Bryson DeChambeau apologizes to USGA for pointed remarks about side-saddle

Two days after Bryson DeChambeau made critical comments about the U.S. Golf Association, he admits he spoke in the heat of the moment.

The 23-year-old has been in a kerfuffle with the USGA in recent months over his use of side-saddle putting. While the stroke itself is compliant, a fact the USGA has reiterated, the governing body has come down on DeChambeau for the model of putter he was using for the stroke.

The day before last month’s CareerBuilder Challenge began, a PGA Tour official notified DeChambeau that his putter had been deemed nonconforming by the USGA. That forced DeChambeau into using a different model, something he was none too pleased about.

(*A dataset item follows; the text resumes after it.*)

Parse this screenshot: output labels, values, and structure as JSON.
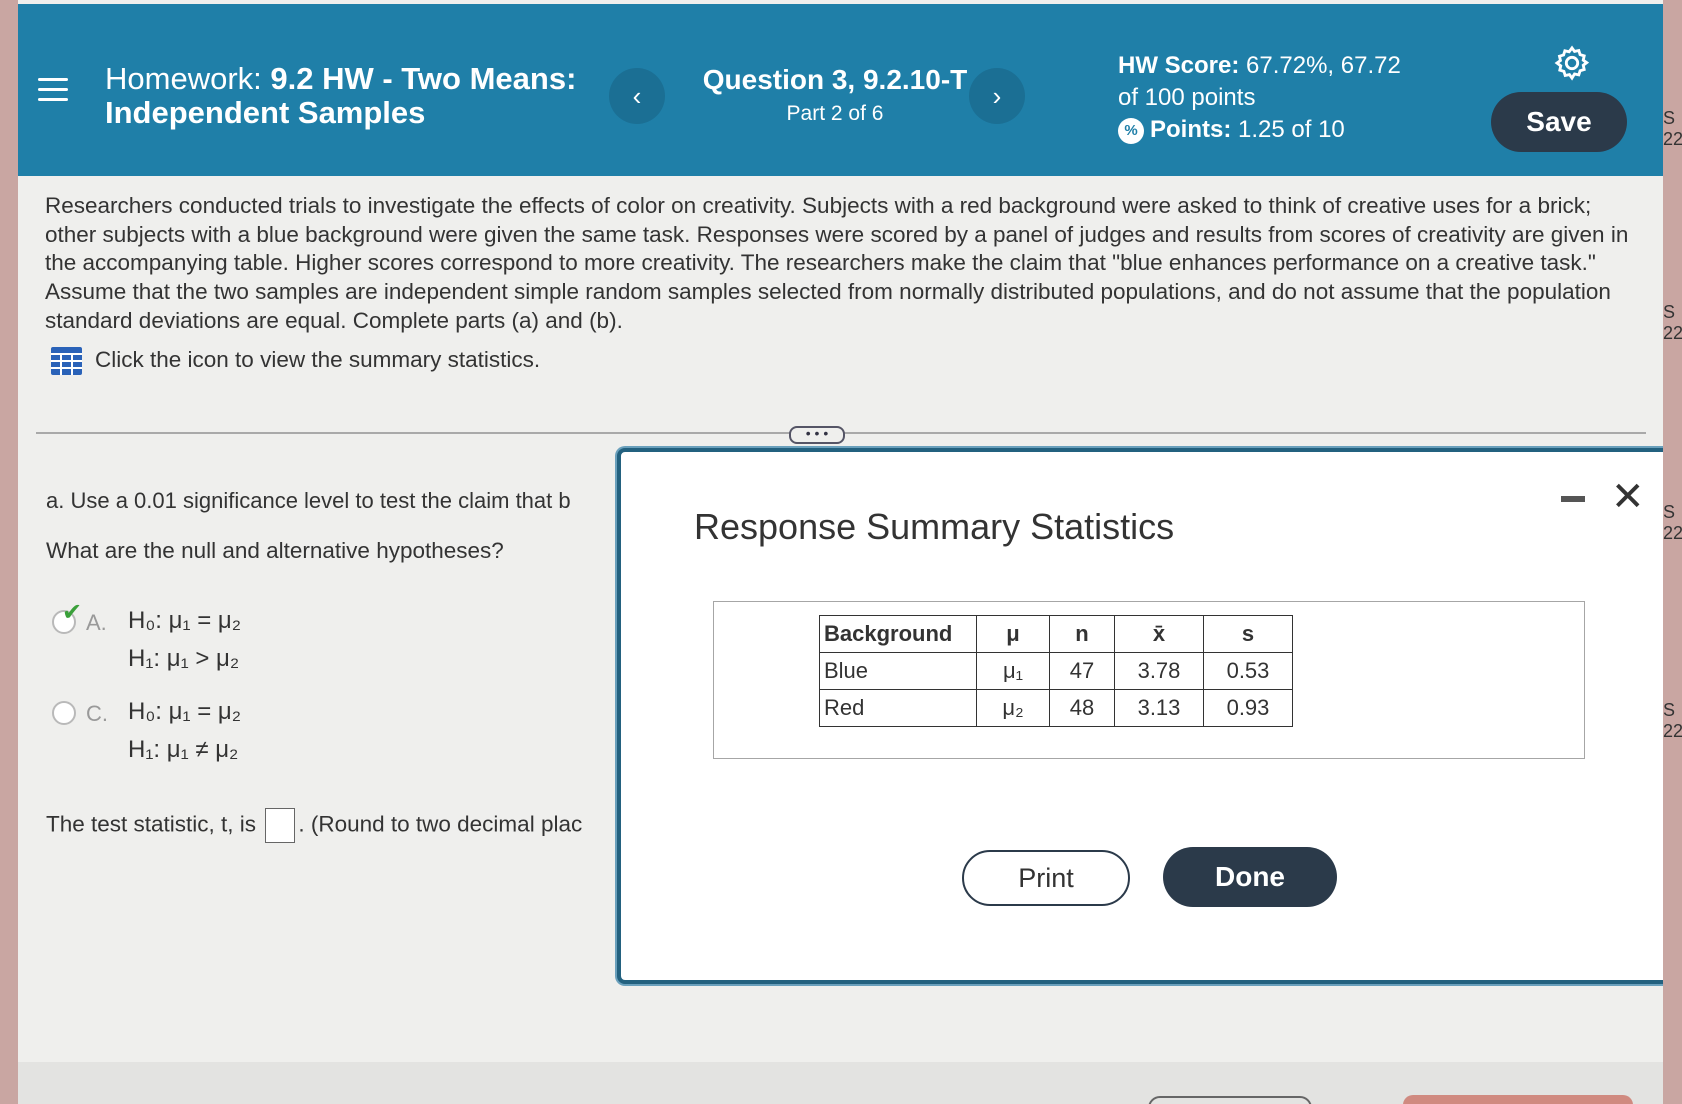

It all came to a head this week. DeChambeau actually ditched his side-saddle stroke at last week’s Genesis Open, but his change back to a conventional putting style gained attention at the Honda Classic. Earlier in the week, he declined to talk about the alteration, but he opened up about it Friday and vented some frustration at the USGA.

DeChambeau essentially blamed the organization for his ditching the unorthodox stroke, claiming the USGA didn’t like him using side-saddle. He offered pointed criticism, saying the USGA is “not a good organization” and that “it’s very frustrating to see them stunt the growth of the game.”

But he backtracked on Sunday, offering a public apology for his remarks and noting that he said them when his emotions were running high.

Regardless, DeChambeau is struggling on the links. His play on the greens has been a disaster, as he’s ranked 194th in strokes gained: putting on the PGA Tour this season. His results have followed suit, as DeChambeau has missed four of his last five cuts, with the other result being a WD after 28 holes.

DeChambeau will return to action in two weeks at the Valspar Championship. He’ll do so with plenty of scrutiny still on him. But at the very least, he’s (for now) calmed what appeared to be an escalating battle between himself and the USGA.